En aquel momento apareció en la puerta la arrogante figura de Concha.

—Oye tú, guasón, ¿qué te has figurao? ¿Piensas que voy a estar hasta que amanezca sola en esa alcoba?—profirió sin dirigir el más leve saludo a la compañía, clavando su mirada colérica en Romadonga.

—No, hija, me iba a marchar en seguida—contestó aquél, bastante confuso y apresurándose a levantarse.

—¡Te ibas, te ibas! Adonde te vas a ir es a lo que tú sabes, hablando con perdón de estos señores. Pus hombre, ni que fuera una...

Hablaba con el desgarro peculiar a la chula de Madrid, acentuando cada sílaba de un modo tan insolente que D. Laureano, avergonzado, no pudo menos de salir por su dignidad.

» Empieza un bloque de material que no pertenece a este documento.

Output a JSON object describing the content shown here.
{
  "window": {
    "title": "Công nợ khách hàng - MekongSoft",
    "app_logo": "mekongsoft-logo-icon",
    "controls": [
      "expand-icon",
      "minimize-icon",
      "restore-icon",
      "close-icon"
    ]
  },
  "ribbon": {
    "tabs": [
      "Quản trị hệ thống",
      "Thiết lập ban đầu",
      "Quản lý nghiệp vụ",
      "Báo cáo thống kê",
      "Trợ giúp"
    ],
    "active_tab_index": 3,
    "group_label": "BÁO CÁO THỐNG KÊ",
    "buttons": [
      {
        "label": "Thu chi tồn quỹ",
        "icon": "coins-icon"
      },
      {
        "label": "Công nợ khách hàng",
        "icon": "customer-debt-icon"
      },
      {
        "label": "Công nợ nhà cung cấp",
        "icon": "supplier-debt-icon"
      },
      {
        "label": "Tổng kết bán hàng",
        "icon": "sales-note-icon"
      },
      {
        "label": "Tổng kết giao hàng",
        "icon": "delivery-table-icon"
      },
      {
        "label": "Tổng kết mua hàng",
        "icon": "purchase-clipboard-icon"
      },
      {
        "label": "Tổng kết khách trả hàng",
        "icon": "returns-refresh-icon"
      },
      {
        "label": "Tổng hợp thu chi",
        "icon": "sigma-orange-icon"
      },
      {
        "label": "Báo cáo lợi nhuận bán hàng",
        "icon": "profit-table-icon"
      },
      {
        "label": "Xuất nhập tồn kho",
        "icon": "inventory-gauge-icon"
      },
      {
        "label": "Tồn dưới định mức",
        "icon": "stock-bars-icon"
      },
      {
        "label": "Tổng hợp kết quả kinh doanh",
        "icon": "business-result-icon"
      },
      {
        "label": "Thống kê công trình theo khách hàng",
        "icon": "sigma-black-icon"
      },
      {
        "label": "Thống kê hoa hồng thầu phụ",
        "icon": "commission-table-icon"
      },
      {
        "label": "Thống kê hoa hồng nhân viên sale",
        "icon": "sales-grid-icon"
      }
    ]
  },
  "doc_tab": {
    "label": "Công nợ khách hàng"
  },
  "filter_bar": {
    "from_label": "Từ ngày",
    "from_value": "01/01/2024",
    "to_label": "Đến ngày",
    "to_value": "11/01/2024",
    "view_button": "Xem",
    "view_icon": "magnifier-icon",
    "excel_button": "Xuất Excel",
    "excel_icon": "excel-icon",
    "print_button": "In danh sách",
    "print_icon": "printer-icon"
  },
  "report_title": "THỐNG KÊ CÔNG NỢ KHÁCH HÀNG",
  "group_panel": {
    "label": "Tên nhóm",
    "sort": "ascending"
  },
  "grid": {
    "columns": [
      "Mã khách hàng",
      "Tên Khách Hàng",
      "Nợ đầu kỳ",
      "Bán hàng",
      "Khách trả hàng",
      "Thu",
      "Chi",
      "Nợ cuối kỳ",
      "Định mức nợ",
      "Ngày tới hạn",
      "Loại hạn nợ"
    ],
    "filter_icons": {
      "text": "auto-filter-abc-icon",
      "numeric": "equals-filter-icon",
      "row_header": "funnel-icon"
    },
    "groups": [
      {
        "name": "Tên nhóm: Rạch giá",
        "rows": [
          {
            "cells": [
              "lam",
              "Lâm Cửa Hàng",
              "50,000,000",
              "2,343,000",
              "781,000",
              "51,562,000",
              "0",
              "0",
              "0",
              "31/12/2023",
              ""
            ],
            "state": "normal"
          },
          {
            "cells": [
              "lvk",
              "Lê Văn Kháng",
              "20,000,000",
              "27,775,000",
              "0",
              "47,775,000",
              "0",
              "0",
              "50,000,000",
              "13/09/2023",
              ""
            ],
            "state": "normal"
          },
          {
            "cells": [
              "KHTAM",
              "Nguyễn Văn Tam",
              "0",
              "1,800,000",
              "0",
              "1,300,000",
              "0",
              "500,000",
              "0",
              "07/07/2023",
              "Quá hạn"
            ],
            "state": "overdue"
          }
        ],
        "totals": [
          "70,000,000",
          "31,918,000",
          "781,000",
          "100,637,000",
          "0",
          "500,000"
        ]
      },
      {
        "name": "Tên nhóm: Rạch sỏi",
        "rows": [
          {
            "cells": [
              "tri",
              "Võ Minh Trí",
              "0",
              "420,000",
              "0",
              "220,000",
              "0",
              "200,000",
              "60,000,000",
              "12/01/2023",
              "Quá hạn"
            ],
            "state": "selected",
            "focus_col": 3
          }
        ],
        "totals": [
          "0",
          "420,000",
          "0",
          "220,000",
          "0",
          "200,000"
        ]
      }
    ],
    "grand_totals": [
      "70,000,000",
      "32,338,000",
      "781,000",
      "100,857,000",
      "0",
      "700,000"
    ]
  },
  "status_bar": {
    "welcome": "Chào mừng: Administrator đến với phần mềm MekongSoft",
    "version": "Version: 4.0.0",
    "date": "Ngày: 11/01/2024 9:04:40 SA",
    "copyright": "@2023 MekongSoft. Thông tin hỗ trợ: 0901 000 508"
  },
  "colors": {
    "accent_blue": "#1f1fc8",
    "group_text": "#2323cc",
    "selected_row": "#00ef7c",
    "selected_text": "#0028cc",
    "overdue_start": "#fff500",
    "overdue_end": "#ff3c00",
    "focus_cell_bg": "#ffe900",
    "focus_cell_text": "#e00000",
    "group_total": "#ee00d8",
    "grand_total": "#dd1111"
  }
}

—¡Niña, niña, cuidado con la lengua! Mira que te puede costar un disgusto.

—¿A mí? ¡Ja, ja! ¡Qué infeliz eres!

—¡A ti, sí, desvergonzada!—profirió colérico el tenorio avanzando hacia ella con ademán amenazador.

Concha permaneció absolutamente inmóvil con una calma provocativa capaz de irritar a un santo.